I used a Ruby script available on Github, which nicely converts .rtf to into .md (I had to tweak it to handle special characters in filenames, will submit pull request soon).

Then, using the Automator, I wrote a service that applies the said script on all selected Finder files.

So far so good. The trouble is that:

  1. If I take each .rtf file in DT and produce a corresponding md. file, the latter file will have no UUID (let alone the same one as the original .rtf file). Therefore all x-devonthink-item:// links to that content will still lead to the .rtf file. In short, we get broken links and an orphaned .md. “Repairing” the database does not help.

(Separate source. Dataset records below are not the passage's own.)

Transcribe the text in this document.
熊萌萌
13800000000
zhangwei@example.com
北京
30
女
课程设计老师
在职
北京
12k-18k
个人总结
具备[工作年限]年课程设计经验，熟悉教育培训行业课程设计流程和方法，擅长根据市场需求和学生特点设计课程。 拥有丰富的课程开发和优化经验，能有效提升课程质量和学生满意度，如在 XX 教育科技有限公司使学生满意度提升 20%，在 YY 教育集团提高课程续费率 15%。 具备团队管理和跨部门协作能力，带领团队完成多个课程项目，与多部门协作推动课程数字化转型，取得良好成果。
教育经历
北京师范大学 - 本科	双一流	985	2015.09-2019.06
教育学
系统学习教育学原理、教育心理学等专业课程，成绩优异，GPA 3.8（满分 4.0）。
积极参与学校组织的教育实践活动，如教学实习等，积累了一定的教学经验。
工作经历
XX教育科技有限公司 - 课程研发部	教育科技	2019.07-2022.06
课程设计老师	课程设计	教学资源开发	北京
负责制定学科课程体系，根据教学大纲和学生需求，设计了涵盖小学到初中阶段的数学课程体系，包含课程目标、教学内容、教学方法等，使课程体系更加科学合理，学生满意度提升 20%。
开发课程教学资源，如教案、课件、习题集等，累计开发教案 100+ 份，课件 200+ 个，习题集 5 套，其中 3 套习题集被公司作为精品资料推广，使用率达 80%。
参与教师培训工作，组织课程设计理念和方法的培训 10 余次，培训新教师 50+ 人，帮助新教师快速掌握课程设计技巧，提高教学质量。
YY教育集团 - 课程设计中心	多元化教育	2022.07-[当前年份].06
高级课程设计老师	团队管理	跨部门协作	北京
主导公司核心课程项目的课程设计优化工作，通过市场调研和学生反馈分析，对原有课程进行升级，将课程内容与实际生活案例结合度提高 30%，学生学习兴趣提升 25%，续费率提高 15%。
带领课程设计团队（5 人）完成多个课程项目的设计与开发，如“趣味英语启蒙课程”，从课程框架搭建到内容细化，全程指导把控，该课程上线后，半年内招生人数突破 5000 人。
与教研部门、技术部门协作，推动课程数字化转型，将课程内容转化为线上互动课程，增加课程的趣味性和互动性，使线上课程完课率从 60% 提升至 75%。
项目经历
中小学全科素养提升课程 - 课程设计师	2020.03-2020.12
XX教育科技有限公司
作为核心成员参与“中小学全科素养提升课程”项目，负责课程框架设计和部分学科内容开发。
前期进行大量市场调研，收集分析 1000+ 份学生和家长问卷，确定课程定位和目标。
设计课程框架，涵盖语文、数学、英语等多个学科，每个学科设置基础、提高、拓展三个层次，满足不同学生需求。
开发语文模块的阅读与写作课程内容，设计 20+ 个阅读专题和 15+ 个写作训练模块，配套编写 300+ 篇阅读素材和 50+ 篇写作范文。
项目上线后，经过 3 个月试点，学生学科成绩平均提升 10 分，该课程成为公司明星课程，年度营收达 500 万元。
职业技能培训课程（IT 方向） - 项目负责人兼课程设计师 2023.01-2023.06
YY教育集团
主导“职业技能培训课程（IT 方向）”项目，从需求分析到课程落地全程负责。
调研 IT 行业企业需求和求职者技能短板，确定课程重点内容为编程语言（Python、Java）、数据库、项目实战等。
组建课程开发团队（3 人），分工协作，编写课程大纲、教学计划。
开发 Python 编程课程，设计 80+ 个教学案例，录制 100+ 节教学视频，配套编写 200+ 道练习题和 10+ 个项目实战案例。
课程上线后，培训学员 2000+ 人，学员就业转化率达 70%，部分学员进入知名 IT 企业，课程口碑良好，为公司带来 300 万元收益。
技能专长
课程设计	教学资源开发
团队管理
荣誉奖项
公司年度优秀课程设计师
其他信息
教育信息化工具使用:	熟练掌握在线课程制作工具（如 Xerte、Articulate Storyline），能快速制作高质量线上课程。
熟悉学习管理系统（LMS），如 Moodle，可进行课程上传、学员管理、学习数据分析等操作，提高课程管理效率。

  2. If I erase the contents of the .rtf file and replace them with plain-text Markdown content without changing the .rtf extension (a hack intended to maintain the UUID of the file), DevonThink fails to display it, because it apparently invokes the RTF viewer, which finds no RTF markup.

Obviously, this is the domain of DevonThink indexing, a black box in which we have no access.

Does anyone have any further ideas? Surely, there should be a way to properly convert (as the menu entry indicates) an .rtf file into plain text: i.e. replace the .rtf file with a plain-text file carrying the same UUID. At present, the “Convert to” menu entry is a misnomer: DevonThink rather reproduces an .rtf file into a plain text file with a different UUID.

@korm,

My requirements have not changed, but perhaps I haven’t been clear enough.

In a nutshell, I want to replace every .rtf file in my database with an equivalent .md file, while also retaining the x-devonthink-item:// links between these documents.

(I realize I inadvertently typed .txt instead of .md in my earlier post. My apologies, typo now corrected.)

With regard to your two points:

#1. The “Format > Change to [rich text/plain text]” toggle in DevonThink actually replaces the .rtf file with a .txt file carrying an identical UUID. So while your understanding of UUID is strictly correct, in DevonThink the term seems applied in a looser sense, as two different entities (the .rtf and the .txt) can have the same UUID (albeit not at the same time and in the same database).

#2. Yes, it was a Marked.app-based scenario that I was contemplating as a worst-case workaround. But it now seems this won’t be necessary.